While the final plan released on Friday does not say how the co-ordinators will be allocated, Martin said schools would next week find out who would get access to additional staff.
"The schools that will have the allocation, they will be told next week who those schools are. They can then start advertising for those positions," she told Newstalk ZB.
"It may be that they can't all be filled by the school at the beginning of the 2020 year but the money is all there should they be able to fill all those positions."
Martin said she would be putting in a bid for the 2020 Budget for further tranches of support staff.
Auckland Primary Principals' Association president Heath McNeil said while the intent of the action plan was important, many of its goals were "we wills" subject to getting more funding down the line.
"For example, the next tranche of [the co-ordinators] is subject to funding, so other than those first 600 schools, the nearly 2000 other schools across New Zealand are left in no certainty that they will get one," he said.
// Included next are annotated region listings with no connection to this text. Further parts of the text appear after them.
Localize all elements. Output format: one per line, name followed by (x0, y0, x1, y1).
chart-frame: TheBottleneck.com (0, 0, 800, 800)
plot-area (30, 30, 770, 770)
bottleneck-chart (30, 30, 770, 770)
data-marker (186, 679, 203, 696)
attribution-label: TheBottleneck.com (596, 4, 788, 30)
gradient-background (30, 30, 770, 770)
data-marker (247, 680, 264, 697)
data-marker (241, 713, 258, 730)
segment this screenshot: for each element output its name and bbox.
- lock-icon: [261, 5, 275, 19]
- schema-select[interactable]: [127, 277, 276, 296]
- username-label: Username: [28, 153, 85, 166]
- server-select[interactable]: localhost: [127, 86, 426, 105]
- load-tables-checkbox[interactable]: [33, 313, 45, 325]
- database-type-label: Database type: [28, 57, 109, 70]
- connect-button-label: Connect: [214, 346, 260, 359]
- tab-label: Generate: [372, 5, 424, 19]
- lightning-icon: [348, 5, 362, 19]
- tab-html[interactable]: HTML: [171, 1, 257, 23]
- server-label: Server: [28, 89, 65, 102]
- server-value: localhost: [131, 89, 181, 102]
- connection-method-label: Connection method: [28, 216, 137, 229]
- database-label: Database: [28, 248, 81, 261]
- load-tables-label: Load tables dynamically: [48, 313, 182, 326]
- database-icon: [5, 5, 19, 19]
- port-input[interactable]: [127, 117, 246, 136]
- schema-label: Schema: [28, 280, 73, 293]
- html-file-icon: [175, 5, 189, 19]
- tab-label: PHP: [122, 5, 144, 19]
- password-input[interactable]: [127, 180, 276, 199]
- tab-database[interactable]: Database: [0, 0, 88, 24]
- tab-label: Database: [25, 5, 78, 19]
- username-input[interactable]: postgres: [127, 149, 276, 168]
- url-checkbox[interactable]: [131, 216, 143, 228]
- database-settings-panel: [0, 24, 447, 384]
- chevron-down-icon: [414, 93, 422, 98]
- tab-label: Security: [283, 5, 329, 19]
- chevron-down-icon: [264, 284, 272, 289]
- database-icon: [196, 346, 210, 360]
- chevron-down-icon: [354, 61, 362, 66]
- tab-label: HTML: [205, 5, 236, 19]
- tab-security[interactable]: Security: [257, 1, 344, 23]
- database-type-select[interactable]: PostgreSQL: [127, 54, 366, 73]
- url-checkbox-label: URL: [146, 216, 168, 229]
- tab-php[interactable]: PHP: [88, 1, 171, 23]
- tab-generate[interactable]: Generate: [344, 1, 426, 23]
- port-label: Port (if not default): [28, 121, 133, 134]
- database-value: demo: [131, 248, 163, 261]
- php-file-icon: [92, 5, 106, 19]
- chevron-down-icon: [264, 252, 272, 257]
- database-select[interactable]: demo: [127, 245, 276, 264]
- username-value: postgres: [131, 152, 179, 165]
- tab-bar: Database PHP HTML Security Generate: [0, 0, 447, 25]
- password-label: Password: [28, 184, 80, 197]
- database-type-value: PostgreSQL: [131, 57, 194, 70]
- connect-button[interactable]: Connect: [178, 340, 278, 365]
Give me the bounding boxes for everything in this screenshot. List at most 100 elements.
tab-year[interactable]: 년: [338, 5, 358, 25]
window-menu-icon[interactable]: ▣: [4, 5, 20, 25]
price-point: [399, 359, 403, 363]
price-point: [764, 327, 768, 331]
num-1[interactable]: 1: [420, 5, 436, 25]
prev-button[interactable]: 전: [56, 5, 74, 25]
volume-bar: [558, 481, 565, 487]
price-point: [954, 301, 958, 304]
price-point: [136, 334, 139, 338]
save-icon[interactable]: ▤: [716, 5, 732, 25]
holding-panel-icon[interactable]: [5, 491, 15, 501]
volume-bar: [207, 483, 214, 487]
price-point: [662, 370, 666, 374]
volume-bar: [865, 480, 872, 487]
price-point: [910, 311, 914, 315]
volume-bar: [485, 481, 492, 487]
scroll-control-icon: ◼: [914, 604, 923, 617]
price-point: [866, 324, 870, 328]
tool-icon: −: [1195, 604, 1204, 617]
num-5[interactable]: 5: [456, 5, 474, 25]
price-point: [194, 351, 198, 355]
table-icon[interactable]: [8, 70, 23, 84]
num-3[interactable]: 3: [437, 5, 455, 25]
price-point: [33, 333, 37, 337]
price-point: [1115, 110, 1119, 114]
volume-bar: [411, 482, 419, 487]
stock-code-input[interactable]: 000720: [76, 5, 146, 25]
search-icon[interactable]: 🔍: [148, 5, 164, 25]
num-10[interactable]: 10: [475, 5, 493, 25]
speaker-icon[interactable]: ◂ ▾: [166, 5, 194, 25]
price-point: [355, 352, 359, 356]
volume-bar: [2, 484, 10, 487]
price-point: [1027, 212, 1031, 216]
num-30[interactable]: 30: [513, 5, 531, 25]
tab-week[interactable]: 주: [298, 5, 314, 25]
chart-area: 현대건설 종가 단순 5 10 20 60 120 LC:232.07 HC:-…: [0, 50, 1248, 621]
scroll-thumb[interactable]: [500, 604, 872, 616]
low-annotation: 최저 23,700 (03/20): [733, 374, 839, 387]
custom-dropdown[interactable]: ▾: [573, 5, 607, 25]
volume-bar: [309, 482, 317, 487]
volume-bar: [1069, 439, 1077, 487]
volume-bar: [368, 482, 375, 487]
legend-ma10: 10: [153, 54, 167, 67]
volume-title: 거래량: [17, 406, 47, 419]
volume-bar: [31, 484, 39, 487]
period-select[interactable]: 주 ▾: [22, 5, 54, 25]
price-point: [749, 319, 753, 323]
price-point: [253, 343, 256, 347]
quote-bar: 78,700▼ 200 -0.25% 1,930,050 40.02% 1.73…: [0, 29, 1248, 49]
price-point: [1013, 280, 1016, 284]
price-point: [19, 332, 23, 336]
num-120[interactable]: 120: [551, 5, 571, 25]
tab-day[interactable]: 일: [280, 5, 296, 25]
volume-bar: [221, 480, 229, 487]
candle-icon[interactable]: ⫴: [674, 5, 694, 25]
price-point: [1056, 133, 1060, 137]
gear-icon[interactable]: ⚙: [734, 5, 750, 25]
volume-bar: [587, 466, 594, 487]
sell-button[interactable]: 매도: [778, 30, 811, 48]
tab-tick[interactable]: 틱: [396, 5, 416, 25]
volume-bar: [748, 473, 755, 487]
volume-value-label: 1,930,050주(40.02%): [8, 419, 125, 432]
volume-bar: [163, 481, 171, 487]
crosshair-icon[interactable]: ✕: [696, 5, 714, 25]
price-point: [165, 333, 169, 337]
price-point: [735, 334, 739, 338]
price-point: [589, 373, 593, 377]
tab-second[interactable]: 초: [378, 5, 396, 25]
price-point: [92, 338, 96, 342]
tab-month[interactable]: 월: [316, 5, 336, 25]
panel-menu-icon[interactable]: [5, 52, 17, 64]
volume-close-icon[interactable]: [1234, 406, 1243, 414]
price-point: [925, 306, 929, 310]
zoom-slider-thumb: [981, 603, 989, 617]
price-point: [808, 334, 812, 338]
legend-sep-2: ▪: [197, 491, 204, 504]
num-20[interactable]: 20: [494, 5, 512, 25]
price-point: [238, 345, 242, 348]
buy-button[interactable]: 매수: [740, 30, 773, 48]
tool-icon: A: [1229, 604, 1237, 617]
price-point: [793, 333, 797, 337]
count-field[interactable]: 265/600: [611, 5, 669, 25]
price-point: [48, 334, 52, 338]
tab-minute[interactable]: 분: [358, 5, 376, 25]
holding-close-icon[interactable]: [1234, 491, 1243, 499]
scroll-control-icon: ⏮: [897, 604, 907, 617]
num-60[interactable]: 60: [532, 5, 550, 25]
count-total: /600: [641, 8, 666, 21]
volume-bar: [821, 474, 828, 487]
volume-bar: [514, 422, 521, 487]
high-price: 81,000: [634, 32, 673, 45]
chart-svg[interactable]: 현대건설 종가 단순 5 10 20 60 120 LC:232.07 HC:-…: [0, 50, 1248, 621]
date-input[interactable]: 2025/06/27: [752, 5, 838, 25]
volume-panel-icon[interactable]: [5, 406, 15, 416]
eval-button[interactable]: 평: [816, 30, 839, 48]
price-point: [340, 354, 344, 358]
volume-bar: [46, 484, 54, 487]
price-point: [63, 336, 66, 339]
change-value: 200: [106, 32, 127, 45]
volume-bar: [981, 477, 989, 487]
"We've got boards of trustees now that are forced into topping up ministry funding by tens of thousands, in some cases hundreds of thousands, every year out of their operational budgets ... We've just had a significant number of our students with needs have teacher aide funding cuts, pretty drastic ones, in the last three months."
McNeil points to other aims of the action plan, including reducing waiting times for early intervention.
"But the timeframe for that is six-and-a-half years with no real targets," he said.
"They've identified the right areas, but there doesn't appear to be long-term commitment with adequate resourcing. If we are just saying everything is subject to funding, what assurances are we giving to parents?"
Martin said the Government had provided $619.7 million of new funding over four years in its first two Budgets, including $29.6m in May to tackle growing demand.
"This Government has already put a huge amount more money into learning support and education generally. In our first Budget we invested more in learning support than the previous government had in its last five budgets," she said in a statement.
"The principals I spoke to today appreciated that we're doing something significant for students who need some extra help – that this is a step change. I also told them I'd be looking for further funding, and I will."
Other key parts of Friday's announcement include a plan to, by 2025, introduce universal testing and screening for children to see whether they need additional help as they start school and extending support for gifted children from next year.
"Dyslexia students, particularly, are not picked up if their family doesn't have money," Martin said.
"One of the things we've never had in this country is centrally collected information about the different learning support students need ... and that's why we're going to centrally collect that data."